Más tarde, pasado el mediodía, el panorama era desolador. Los ancianos nogales y los demás árboles estaban en el suelo arrancados de raíz. A varias de las casas de la aldea les había desaparecido el tejado; la viga mayor de la casa de mi abuelo apareció destrozada a más de un kilómetro en un bosque detrás de la aldea, donde miles de robles y castaños habían sido derribados.

Al acercarse el atardecer, un púrpura bellísimo aparecía en el cielo tras el Picu Lillo y, lentamente se iba extendiendo por todo el horizonte; como si la Naturaleza arrepentida nos brindara el sosiego que ella misma nos había arrebatado la noche anterior.

Poco habría de durar aquella placidez, pues avanzada la noche sin haber conciliado aún el sueño, comenzaron a pasar camiones, decenas de camiones, por aquella carretera estrecha de zahorra en dirección a Panes.

Eran bomberos de Oviedo y Gijón.
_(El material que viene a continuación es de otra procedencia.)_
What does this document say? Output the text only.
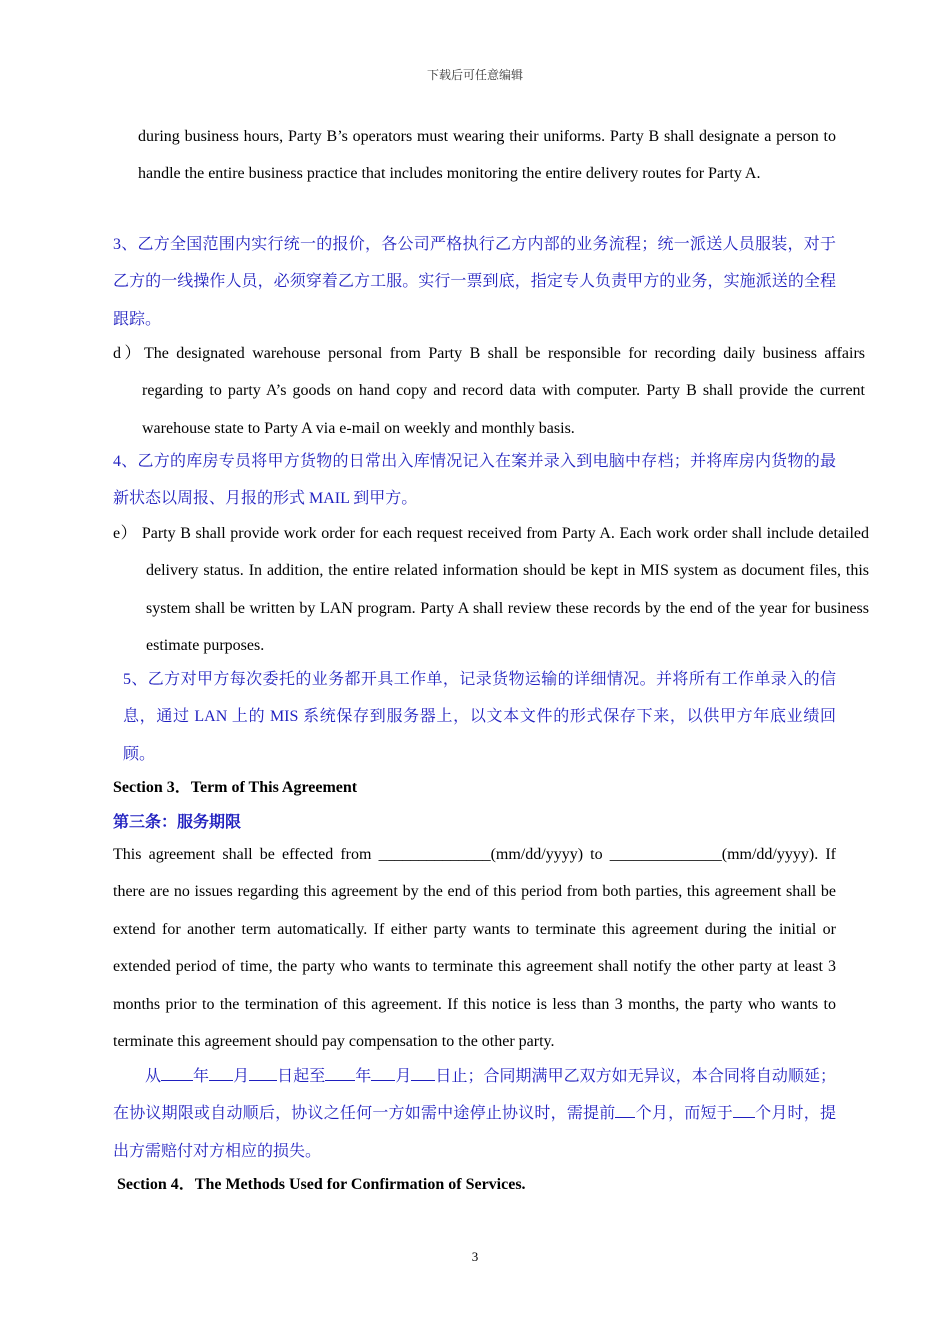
下载后可任意编辑

during business hours, Party B’s operators must wearing their uniforms. Party B shall designate a person to handle the entire business practice that includes monitoring the entire delivery routes for Party A.

3、乙方全国范围内实行统一的报价，各公司严格执行乙方内部的业务流程；统一派送人员服装，对于乙方的一线操作人员，必须穿着乙方工服。实行一票到底，指定专人负责甲方的业务，实施派送的全程跟踪。

d）The designated warehouse personal from Party B shall be responsible for recording daily business affairs regarding to party A’s goods on hand copy and record data with computer. Party B shall provide the current warehouse state to Party A via e-mail on weekly and monthly basis.

4、乙方的库房专员将甲方货物的日常出入库情况记入在案并录入到电脑中存档；并将库房内货物的最新状态以周报、月报的形式 MAIL 到甲方。

e） Party B shall provide work order for each request received from Party A. Each work order shall include detailed delivery status. In addition, the entire related information should be kept in MIS system as document files, this system shall be written by LAN program. Party A shall review these records by the end of the year for business estimate purposes.

5、乙方对甲方每次委托的业务都开具工作单，记录货物运输的详细情况。并将所有工作单录入的信息，通过 LAN 上的 MIS 系统保存到服务器上，以文本文件的形式保存下来，以供甲方年底业绩回顾。

Section 3．Term of This Agreement

第三条：服务期限

This agreement shall be effected from ______________(mm/dd/yyyy) to ______________(mm/dd/yyyy). If there are no issues regarding this agreement by the end of this period from both parties, this agreement shall be extend for another term automatically. If either party wants to terminate this agreement during the initial or extended period of time, the party who wants to terminate this agreement shall notify the other party at least 3 months prior to the termination of this agreement. If this notice is less than 3 months, the party who wants to terminate this agreement should pay compensation to the other party.

从 年 月 日起至 年 月 日止；合同期满甲乙双方如无异议，本合同将自动顺延；在协议期限或自动顺后，协议之任何一方如需中途停止协议时，需提前 个月，而短于 个月时，提出方需赔付对方相应的损失。

Section 4．The Methods Used for Confirmation of Services.

3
Los que venían primero despejaban la calzada aserrando los troncos caídos..

Estaba ardiendo Santander. El incendio más demoledor de la historia de la ciudad .Aquella tragedia que – a pesar de haber sólo un fallecido- hizo palidecer la tan recordada explosión del barco Cabo Machichaco que, a finales del siglo XIX ( 1893) había hecho enormes destrozos y causado numerosas víctimas – 590 fallecidos y más de 2000 heridos- en los aledaños de su embarcadero de Maliaño.

El vapor Cabo Machichaco

Aquel incendio arrasó gran parte del casco histórico de la ciudad incluida la catedral . La mayoría de los daños fueron materiales, pues miles de familias perdieron sus hogares y negocios. Pero afortunadamente una sóla víctima mortal, un bombero, y al rededor de un centenar de heridos.

Eladio Muñiz

6 Comentarios

  1. Muy buen apunte Fernando.Es cierto, Lisboa otra ciudad marcada por las tragedias: tsunamis, incendios, explosiones…
    Gracias amigo.

  2. A las dos de la tarde del viernes 3 de noviembre de 1893, mientras se encontraba anclado en Santander, estalló un incendio en la cubierta del barco de vapor “Cabo Machichaco”, en cuyas bodegas aparte de otra carga general, transportaba 1.720 cajas de dinamita con un peso bruto de 51.400 kg,
    Eladio, esa tragedia, me hace recordar otra ocurrida el 25 de Agosto de 1988, cuyo resultado, de características similares hizo desaparecer unos de los barrios más antiguos de su tiempo. El romántico corazón de Lisboa, el lisboeta barrio De Chiado. Terribles historias, de dos bonitas ciudades abiertas y enfrentadas a todos las Mares del Mundo, pero que les fue muy difícil enfrentarse al fuego.

  3. Desgraciadamente, el bueno de Juan Junco «El Chaparru» murió hace tiempo, creo recordar que en el año 2.000.
    Un beso, Eladio.

  4. Gracias guapa. Con razón me ardían hoy las orejas.
    Oye ¿ Vive Juan el Chaparru de verdad? Cuando le he visto me ha dado un vuelco el corazón. Ha sido el Chaparru uno de las personas mas nobles que ye he visto en mi vidfa.

  5. Eladio, tú si qué tienes que contar y sabes como hacerlo!!!Hoy, me acordé de tí, pues hice la ruta de las Tradiciones, muy cerca de Boquerizo. Un abrazo gigante.